For three years the coding-agent leaderboard has been a single column. SWE-bench hands a model a bug report and a repository, lets it work, and asks one question: did the final patch pass the hidden tests? Every headline you have read — "72% on SWE-bench Verified," "a new state of the art" — collapses an agent's entire performance into that one resolved-or-not bit. It is a clean number. It is also a lie of omission, because it grades the agent as a vending machine: task in, patch out, no one in the room.

That is not how anyone actually uses these things. Real coding assistance is a conversation. You ask for something half-specified, the agent guesses, you say "no, not the auth module, the session store," it tries again, you add a constraint you forgot, and eventually the tests go green. The final patch passing tells you nothing about whether that took one turn or nine.

SWE-Together, a new benchmark out of a group publishing under the Togetherbench banner, is built to measure the turns.

A second axis, not a harder test#

The construction is the interesting part. The authors started with 11,260 recorded real user–agent coding sessions and curated them down to 109 replayable tasks — keeping only sessions with recoverable repository state, a legible user goal, and an observable outcome. Each task begins the way real work does: a first user message and a scripted interaction, not a tidy specification.

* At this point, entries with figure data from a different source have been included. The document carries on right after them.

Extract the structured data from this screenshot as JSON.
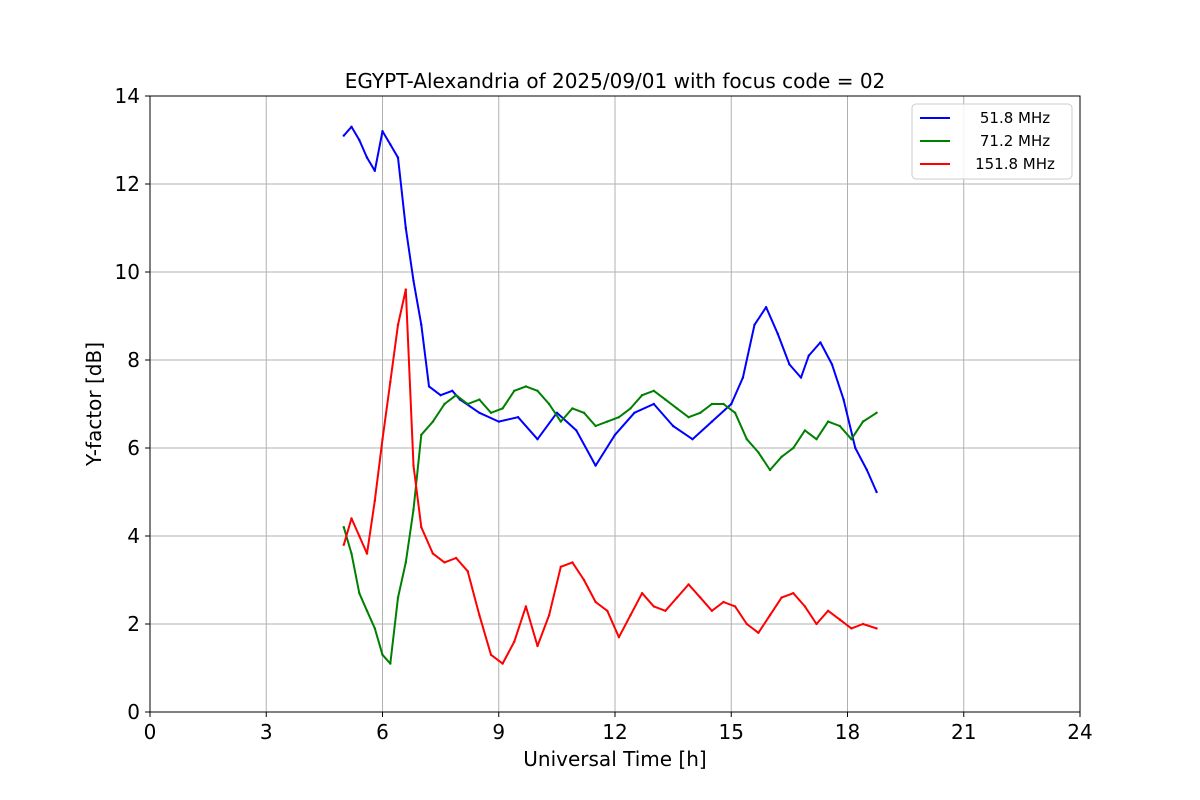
{
  "chart_data": {
    "type": "line",
    "title": "EGYPT-Alexandria of 2025/09/01 with focus code = 02",
    "xlabel": "Universal Time [h]",
    "ylabel": "Y-factor [dB]",
    "xlim": [
      0,
      24
    ],
    "ylim": [
      0,
      14
    ],
    "xticks": [
      0,
      3,
      6,
      9,
      12,
      15,
      18,
      21,
      24
    ],
    "yticks": [
      0,
      2,
      4,
      6,
      8,
      10,
      12,
      14
    ],
    "grid": true,
    "legend_position": "top-right",
    "series": [
      {
        "name": "51.8 MHz",
        "color": "#0000ff",
        "x": [
          5.0,
          5.2,
          5.4,
          5.6,
          5.8,
          6.0,
          6.2,
          6.4,
          6.6,
          6.8,
          7.0,
          7.2,
          7.5,
          7.8,
          8.0,
          8.5,
          9.0,
          9.5,
          10.0,
          10.5,
          11.0,
          11.5,
          12.0,
          12.5,
          13.0,
          13.5,
          14.0,
          14.5,
          15.0,
          15.3,
          15.6,
          15.9,
          16.2,
          16.5,
          16.8,
          17.0,
          17.3,
          17.6,
          17.9,
          18.2,
          18.5,
          18.75
        ],
        "y": [
          13.1,
          13.3,
          13.0,
          12.6,
          12.3,
          13.2,
          12.9,
          12.6,
          11.0,
          9.8,
          8.8,
          7.4,
          7.2,
          7.3,
          7.1,
          6.8,
          6.6,
          6.7,
          6.2,
          6.8,
          6.4,
          5.6,
          6.3,
          6.8,
          7.0,
          6.5,
          6.2,
          6.6,
          7.0,
          7.6,
          8.8,
          9.2,
          8.6,
          7.9,
          7.6,
          8.1,
          8.4,
          7.9,
          7.1,
          6.0,
          5.5,
          5.0
        ]
      },
      {
        "name": "71.2 MHz",
        "color": "#008000",
        "x": [
          5.0,
          5.2,
          5.4,
          5.6,
          5.8,
          6.0,
          6.2,
          6.4,
          6.6,
          6.8,
          7.0,
          7.3,
          7.6,
          7.9,
          8.2,
          8.5,
          8.8,
          9.1,
          9.4,
          9.7,
          10.0,
          10.3,
          10.6,
          10.9,
          11.2,
          11.5,
          11.8,
          12.1,
          12.4,
          12.7,
          13.0,
          13.3,
          13.6,
          13.9,
          14.2,
          14.5,
          14.8,
          15.1,
          15.4,
          15.7,
          16.0,
          16.3,
          16.6,
          16.9,
          17.2,
          17.5,
          17.8,
          18.1,
          18.4,
          18.75
        ],
        "y": [
          4.2,
          3.6,
          2.7,
          2.3,
          1.9,
          1.3,
          1.1,
          2.6,
          3.4,
          4.6,
          6.3,
          6.6,
          7.0,
          7.2,
          7.0,
          7.1,
          6.8,
          6.9,
          7.3,
          7.4,
          7.3,
          7.0,
          6.6,
          6.9,
          6.8,
          6.5,
          6.6,
          6.7,
          6.9,
          7.2,
          7.3,
          7.1,
          6.9,
          6.7,
          6.8,
          7.0,
          7.0,
          6.8,
          6.2,
          5.9,
          5.5,
          5.8,
          6.0,
          6.4,
          6.2,
          6.6,
          6.5,
          6.2,
          6.6,
          6.8
        ]
      },
      {
        "name": "151.8 MHz",
        "color": "#ff0000",
        "x": [
          5.0,
          5.2,
          5.4,
          5.6,
          5.8,
          6.0,
          6.2,
          6.4,
          6.6,
          6.8,
          7.0,
          7.3,
          7.6,
          7.9,
          8.2,
          8.5,
          8.8,
          9.1,
          9.4,
          9.7,
          10.0,
          10.3,
          10.6,
          10.9,
          11.2,
          11.5,
          11.8,
          12.1,
          12.4,
          12.7,
          13.0,
          13.3,
          13.6,
          13.9,
          14.2,
          14.5,
          14.8,
          15.1,
          15.4,
          15.7,
          16.0,
          16.3,
          16.6,
          16.9,
          17.2,
          17.5,
          17.8,
          18.1,
          18.4,
          18.75
        ],
        "y": [
          3.8,
          4.4,
          4.0,
          3.6,
          4.8,
          6.2,
          7.5,
          8.8,
          9.6,
          5.6,
          4.2,
          3.6,
          3.4,
          3.5,
          3.2,
          2.2,
          1.3,
          1.1,
          1.6,
          2.4,
          1.5,
          2.2,
          3.3,
          3.4,
          3.0,
          2.5,
          2.3,
          1.7,
          2.2,
          2.7,
          2.4,
          2.3,
          2.6,
          2.9,
          2.6,
          2.3,
          2.5,
          2.4,
          2.0,
          1.8,
          2.2,
          2.6,
          2.7,
          2.4,
          2.0,
          2.3,
          2.1,
          1.9,
          2.0,
          1.9
        ]
      }
    ]
  }
}
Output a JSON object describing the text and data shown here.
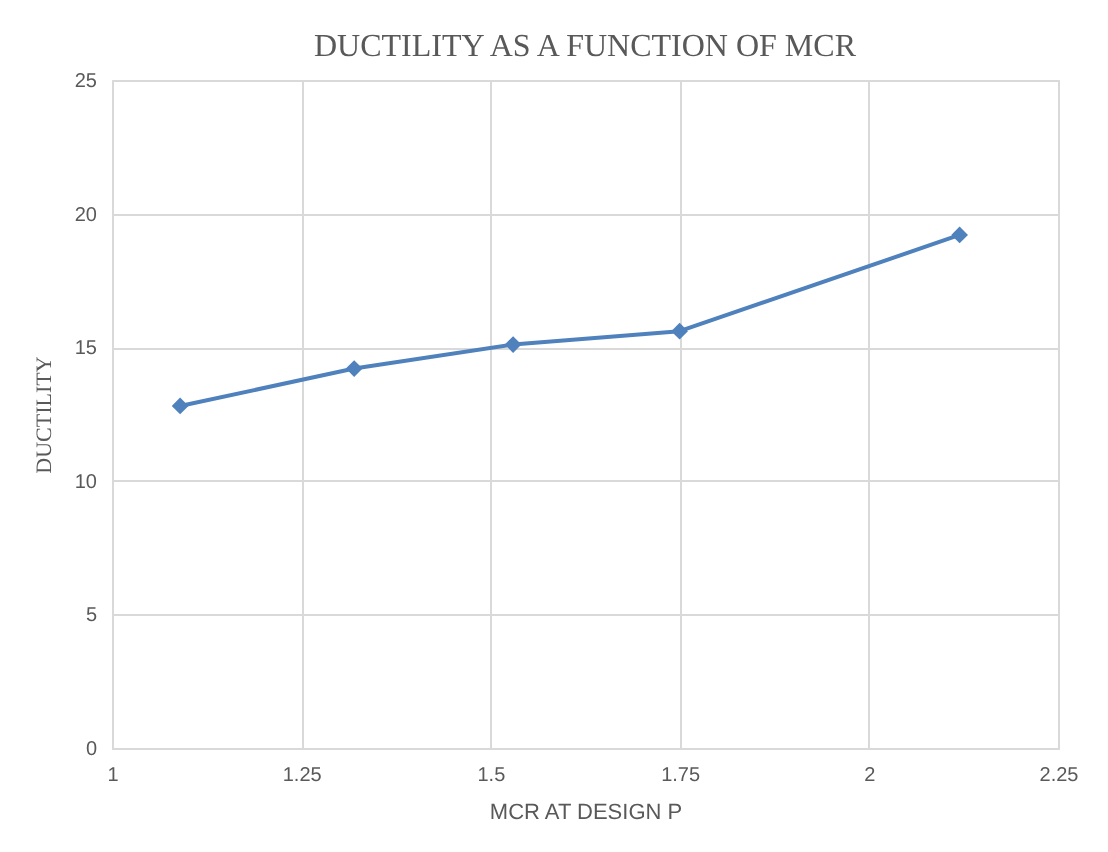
{
  "chart_data": {
    "type": "line",
    "title": "DUCTILITY AS A FUNCTION OF MCR",
    "xlabel": "MCR AT DESIGN P",
    "ylabel": "DUCTILITY",
    "x": [
      1.09,
      1.32,
      1.53,
      1.75,
      2.12
    ],
    "series": [
      {
        "color": "#4f81bd",
        "values": [
          12.8,
          14.2,
          15.1,
          15.6,
          19.2
        ]
      }
    ],
    "xlim": [
      1,
      2.25
    ],
    "xticks": [
      1,
      1.25,
      1.5,
      1.75,
      2,
      2.25
    ],
    "ylim": [
      0,
      25
    ],
    "yticks": [
      0,
      5,
      10,
      15,
      20,
      25
    ],
    "grid": true,
    "marker": "diamond",
    "line_style": "solid"
  }
}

To replay that interaction against a different agent than the one that originally ran it, they built a reactive LLM user simulator — a stand-in human that preserves the original user's intent, answers clarifying questions, and pushes back when the agent drifts. Then they score two things that a static benchmark cannot separate:

Correctness asks whether the agent got there. User Correction asks how many times you had to grab the wheel. They are different measurements, and the second one has been invisible.

This is the whole thesis in one line. A single pass rate silently averages over an enormous variance in how much babysitting each success required. Two agents can both land at 60% resolved while one of them needed you to intervene three times as often to get there. On a static benchmark they tie. On SWE-Together they do not, and the tie-breaker is the thing you actually feel every day.

Where the models land#

On the reported results, Claude Opus 4.8 leads on both axes at once: the highest correctness at roughly 63% pass@1, and the fewest corrective turns of any model measured. That "at once" is the finding worth sitting with. It would have been more theoretically interesting if the axes traded off — if the most capable model were also the most stubborn, the one that confidently marched to a wrong answer you had to keep yanking back. Instead, at least at the frontier, capability and steerability currently move together: the model that solves the most is also the one that argues with you least.

But do not over-read a single leaderboard. The more durable point is structural. Once you have a correction axis, you can imagine models that game one and not the other — an agent tuned to solve benchmark tasks in one heroic shot but that ignores mid-course feedback, or a sycophantic one that accepts every correction gracefully while never getting the job done. A single number can't catch either. Two orthogonal numbers can. It is the same suspicion that produced error-recovery benchmarks: the aggregate pass rate hides how an agent behaves once something has already gone wrong.

The ruler is made of the same material#

Here is the part a numbers desk is obligated to flag. The human in SWE-Together is not human. It is an LLM playing a user, and every correction it issues is a model's judgment that the agent went off-track. So the benchmark is partly measuring how well the agent negotiates with another model's idea of what a user wants — a hall of mirrors that a static test suite, for all its narrowness, never enters.

The authors clearly know this, which is why the benchmark carries a second guard rail: Intent Coverage, a check on whether the simulator consistently conveys the original user's underlying intents across different runs. That is the right instinct. A benchmark that grades collaboration is only as trustworthy as its fake collaborator, and Intent Coverage is the audit on the ruler itself. Treat any User Correction score as a measurement of a pair — the agent and the simulator — not of the agent alone.

SWE-Together is not arriving alone, either. SWE-INTERACT reimagines SWE-bench tasks as user-driven long-horizon sessions; a parallel line of work compiles a user's repeated corrections into runtime enforcement so the agent stops making the same mistake twice. The static, one-shot benchmark had a good run. But the field has quietly noticed that the interesting failure is no longer the wrong answer — it is the right answer that cost you five corrections to reach. The leaderboard is finally growing a second column, and it measures patience.